Black & White Stories: Juve influence in Portugal - France

Black & White Stories: Juve influence in Portugal - France
Black & White Stories: Juve influence in Portugal - France
Black & White Stories: Juve influence in Portugal - France

Tonight's Portugal-France is a big one in what will be the final fixture of the group stage. Two teammates, Cristiano Ronaldo and Adrien Rabiot, will face off against each other. Not only that: the match is also a rematch from the 2016 Euro final, when CR7's team was crowned champions. In the past, there have been two meetings that took place between the Lusitanians and Transalpines that is full of Juventus history, and which was crucial to France's success.

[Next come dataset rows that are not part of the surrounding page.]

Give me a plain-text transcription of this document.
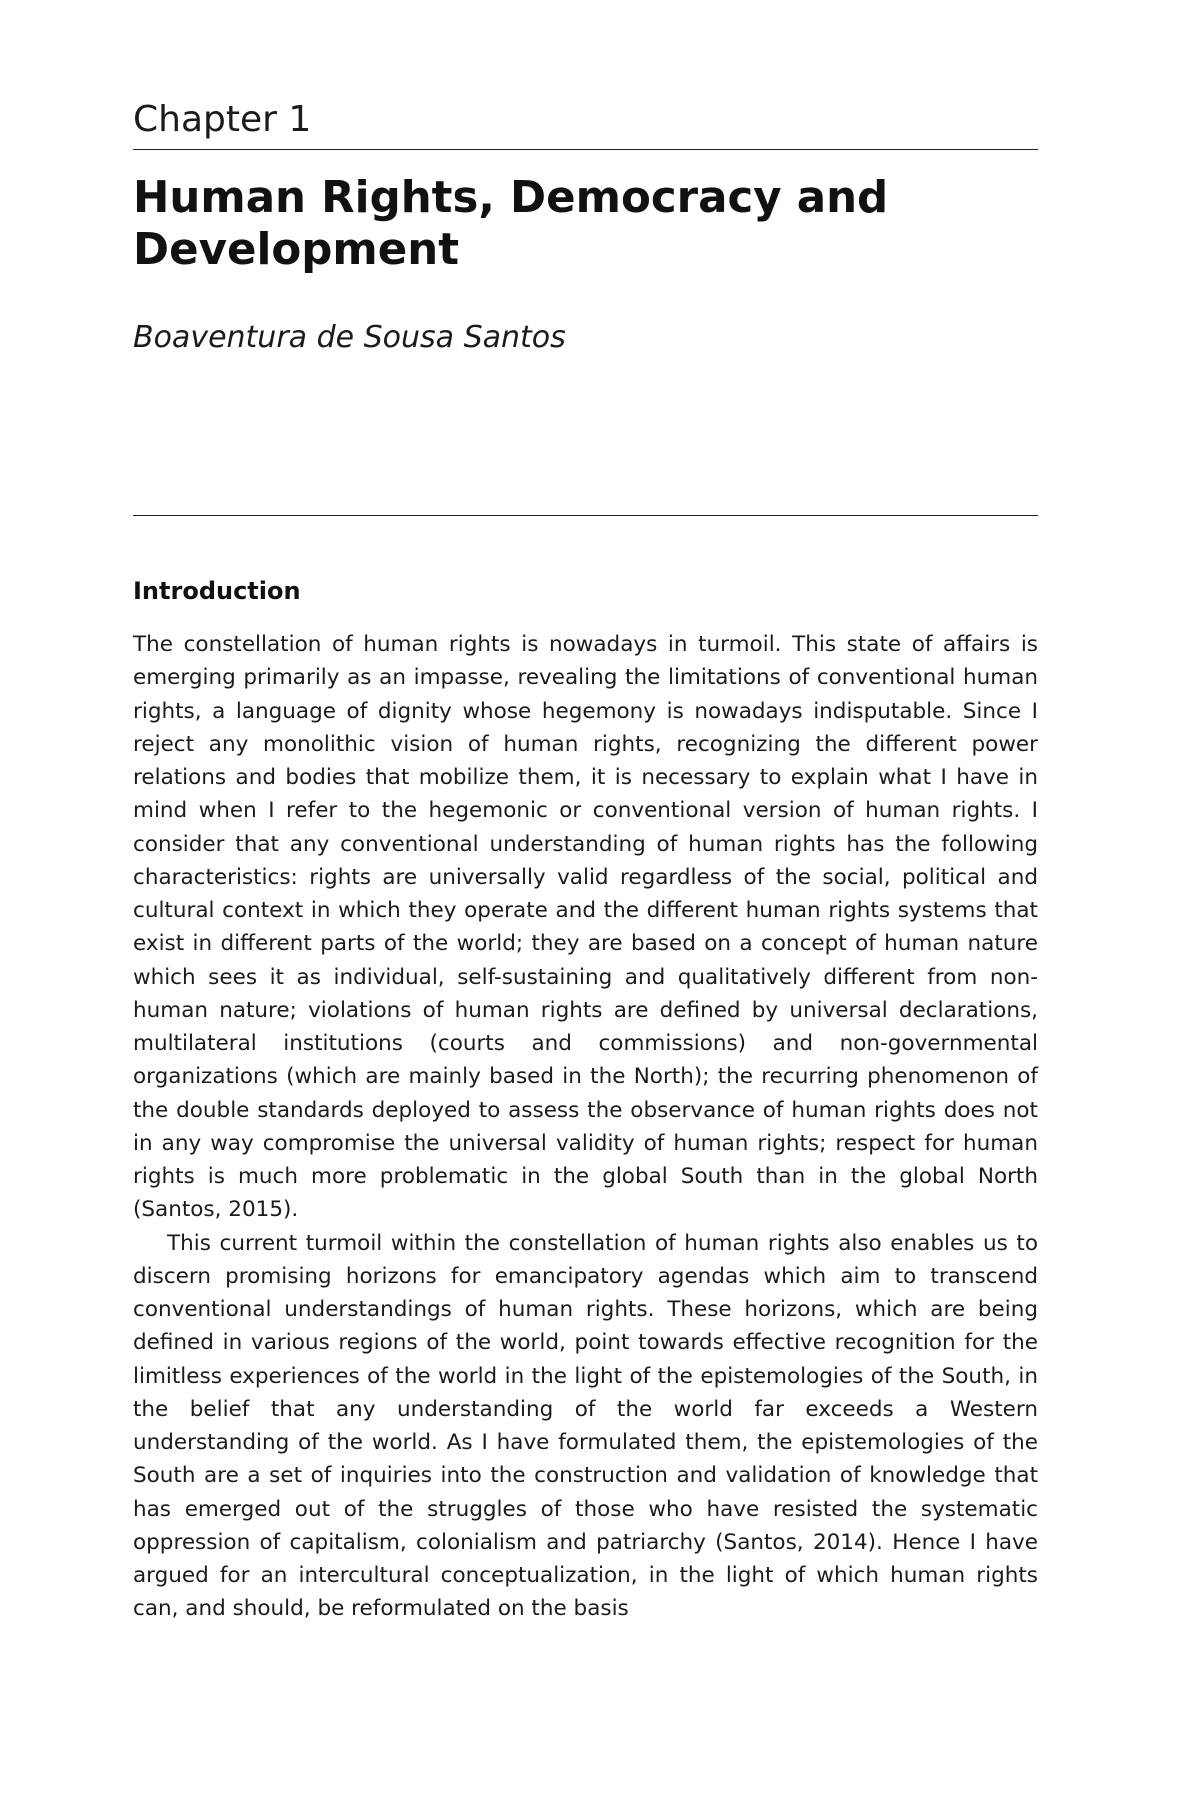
Chapter 1
Human Rights, Democracy and Development
Boaventura de Sousa Santos
Introduction

The constellation of human rights is nowadays in turmoil. This state of affairs is emerging primarily as an impasse, revealing the limitations of conventional human rights, a language of dignity whose hegemony is nowadays indisputable. Since I reject any monolithic vision of human rights, recognizing the different power relations and bodies that mobilize them, it is necessary to explain what I have in mind when I refer to the hegemonic or conventional version of human rights. I consider that any conventional understanding of human rights has the following characteristics: rights are universally valid regardless of the social, political and cultural context in which they operate and the different human rights systems that exist in different parts of the world; they are based on a concept of human nature which sees it as individual, self-sustaining and qualitatively different from non-human nature; violations of human rights are defined by universal declarations, multilateral institutions (courts and commissions) and non-governmental organizations (which are mainly based in the North); the recurring phenomenon of the double standards deployed to assess the observance of human rights does not in any way compromise the universal validity of human rights; respect for human rights is much more problematic in the global South than in the global North (Santos, 2015).

This current turmoil within the constellation of human rights also enables us to discern promising horizons for emancipatory agendas which aim to transcend conventional understandings of human rights. These horizons, which are being defined in various regions of the world, point towards effective recognition for the limitless experiences of the world in the light of the epistemologies of the South, in the belief that any understanding of the world far exceeds a Western understanding of the world. As I have formulated them, the epistemologies of the South are a set of inquiries into the construction and validation of knowledge that has emerged out of the struggles of those who have resisted the systematic oppression of capitalism, colonialism and patriarchy (Santos, 2014). Hence I have argued for an intercultural conceptualization, in the light of which human rights can, and should, be reformulated on the basis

Rewinding back to 23 June1984 - the same date as Portugal-France in 2021. The stakes were high and neither one nor the other national team had ever achieved qualification to the Euro final. Platini came into the match in splendid form, fresh from winning the Scudetto with Juve, and having ended the season as Serie A top scorer. The encounter took place in Marseille and an outcome of penalties was looming. But Michel knew how to avoid them: he had already succeeded by avoiding a shootout with Juventus the year before, when he resolved the Italian Cup final against Verona at the last minute. He succeeded again this time, with one minute to go before the final whistle. That goal proved so important that Le Roi considered it to be "more important than the two previous hat-tricks scored against Belgium and Yugoslavia".

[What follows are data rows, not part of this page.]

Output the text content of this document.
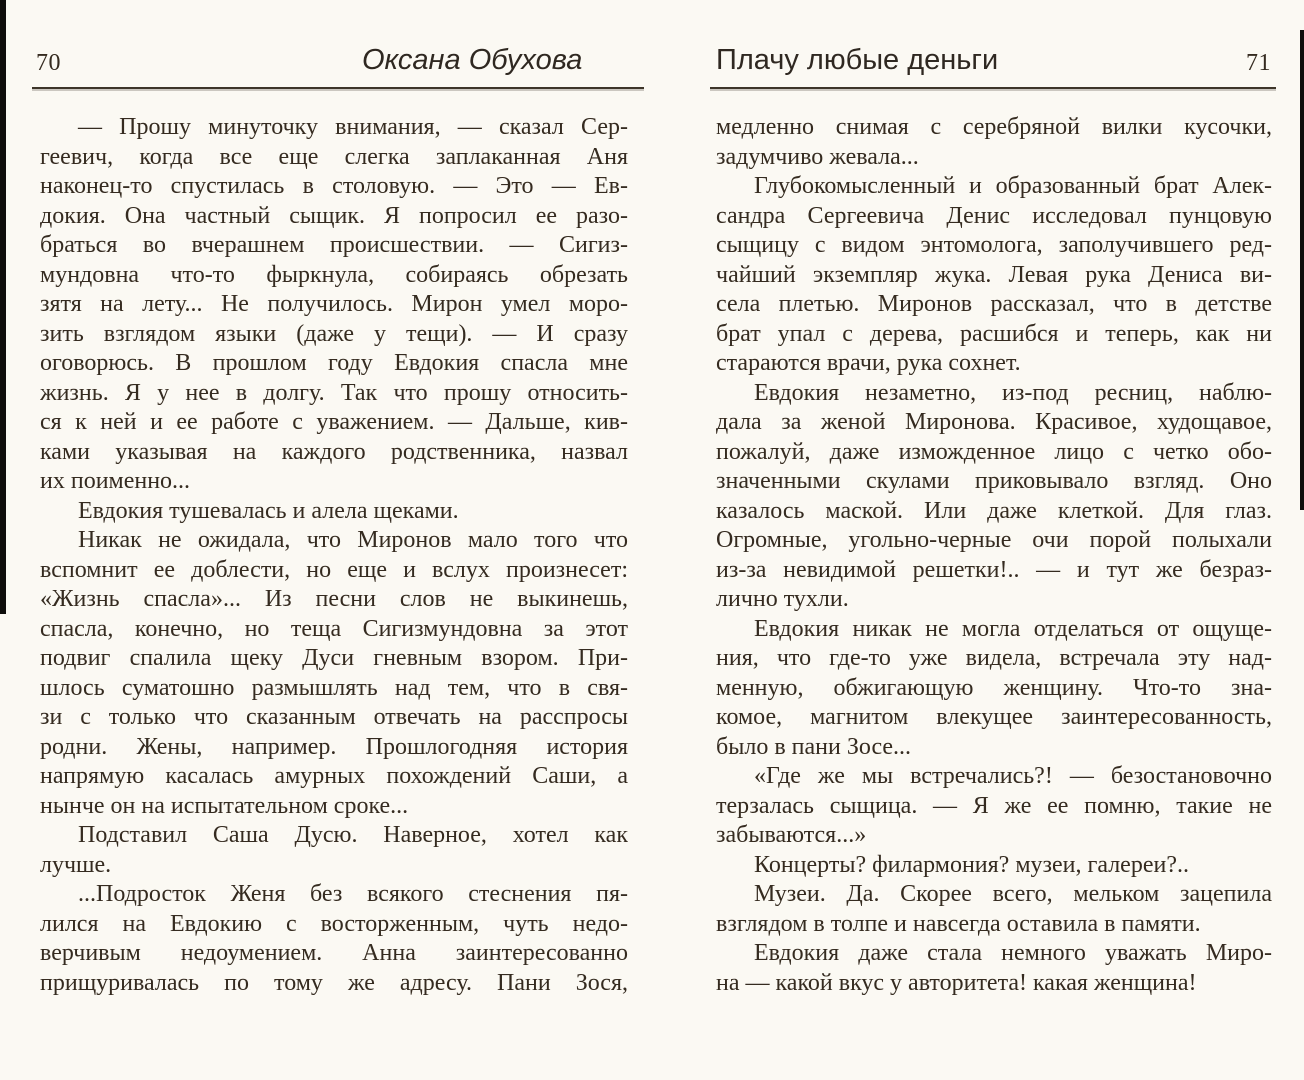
70	Оксана Обухова
— Прошу минуточку внимания, — сказал Сер-
геевич, когда все еще слегка заплаканная Аня
наконец-то спустилась в столовую. — Это — Ев-
докия. Она частный сыщик. Я попросил ее разо-
браться во вчерашнем происшествии. — Сигиз-
мундовна что-то фыркнула, собираясь обрезать
зятя на лету... Не получилось. Мирон умел моро-
зить взглядом языки (даже у тещи). — И сразу
оговорюсь. В прошлом году Евдокия спасла мне
жизнь. Я у нее в долгу. Так что прошу относить-
ся к ней и ее работе с уважением. — Дальше, кив-
ками указывая на каждого родственника, назвал
их поименно...
Евдокия тушевалась и алела щеками.
Никак не ожидала, что Миронов мало того что
вспомнит ее доблести, но еще и вслух произнесет:
«Жизнь спасла»... Из песни слов не выкинешь,
спасла, конечно, но теща Сигизмундовна за этот
подвиг спалила щеку Дуси гневным взором. При-
шлось суматошно размышлять над тем, что в свя-
зи с только что сказанным отвечать на расспросы
родни. Жены, например. Прошлогодняя история
напрямую касалась амурных похождений Саши, а
нынче он на испытательном сроке...
Подставил Саша Дусю. Наверное, хотел как
лучше.
...Подросток Женя без всякого стеснения пя-
лился на Евдокию с восторженным, чуть недо-
верчивым недоумением. Анна заинтересованно
прищуривалась по тому же адресу. Пани Зося,
Плачу любые деньги	71
медленно снимая с серебряной вилки кусочки,
задумчиво жевала...
Глубокомысленный и образованный брат Алек-
сандра Сергеевича Денис исследовал пунцовую
сыщицу с видом энтомолога, заполучившего ред-
чайший экземпляр жука. Левая рука Дениса ви-
села плетью. Миронов рассказал, что в детстве
брат упал с дерева, расшибся и теперь, как ни
стараются врачи, рука сохнет.
Евдокия незаметно, из-под ресниц, наблю-
дала за женой Миронова. Красивое, худощавое,
пожалуй, даже изможденное лицо с четко обо-
значенными скулами приковывало взгляд. Оно
казалось маской. Или даже клеткой. Для глаз.
Огромные, угольно-черные очи порой полыхали
из-за невидимой решетки!.. — и тут же безраз-
лично тухли.
Евдокия никак не могла отделаться от ощуще-
ния, что где-то уже видела, встречала эту над-
менную, обжигающую женщину. Что-то зна-
комое, магнитом влекущее заинтересованность,
было в пани Зосе...
«Где же мы встречались?! — безостановочно
терзалась сыщица. — Я же ее помню, такие не
забываются...»
Концерты? филармония? музеи, галереи?..
Музеи. Да. Скорее всего, мельком зацепила
взглядом в толпе и навсегда оставила в памяти.
Евдокия даже стала немного уважать Миро-
на — какой вкус у авторитета! какая женщина!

The Juventus President and Coach were in the stands to witness yet another masterpiece by the Juventus No. 10. Intrigued even more by the fact that the match took place a few days after the Cup Winners' Cup final in Basel (pictured above). Boniperti was radiant: "After this incredible and exciting match, our victory also acquires greater value. The Portuguese have shown all their qualities. As for Platini, he put his mark on the match". Trapattoni, on the other hand, underlined how Platini "was simply exceptional" in the final.



Four Euro tournaments later, another Portugal-France took place: another semi-final, but this time the match was decided in extra time. The fixture was played in Belgium, in a stadium renovated just for the event, which no longer bares the tragically known name of Heysel - it is now called the King Baudouin Stadium. On the pitch, there is a bit of an old and new Juve: an ex-like Didier Deschamps, who played his 100th match for France (the first to do so for his country) in this fixture; and, of course, a decisive cog in the Juventus team at that time, Zinedine Zidane.



There was a lot of Italy on the field: starting with the two goalscorers who lead the match to finish in a draw in regular time: Nuno Gomes opened for Portugal, who then made his move from Benfica to Fiorentina right after that Euro, while Thierry Henry, who wore the Juventus jersey the season before, scored the equalising goal in the fixture.



A penalty was awarded in the 117th minute of the game, in a fixture that looked destined to go to penalties. It was up to Zidane to take charge of the spot kick, in what was a very unusual situation, having not previously taken any penalties for France. With Juve it had only taken place on two occasions, dating back to three years earlier: a goal against Milan (in the photo above), and a mistake against Udinese. Zizou's execution was perfect: the goalkeeper went the wrong way, the ball sailed under the crossbar and celebrations erupted in what proved to be the match ending golden goal.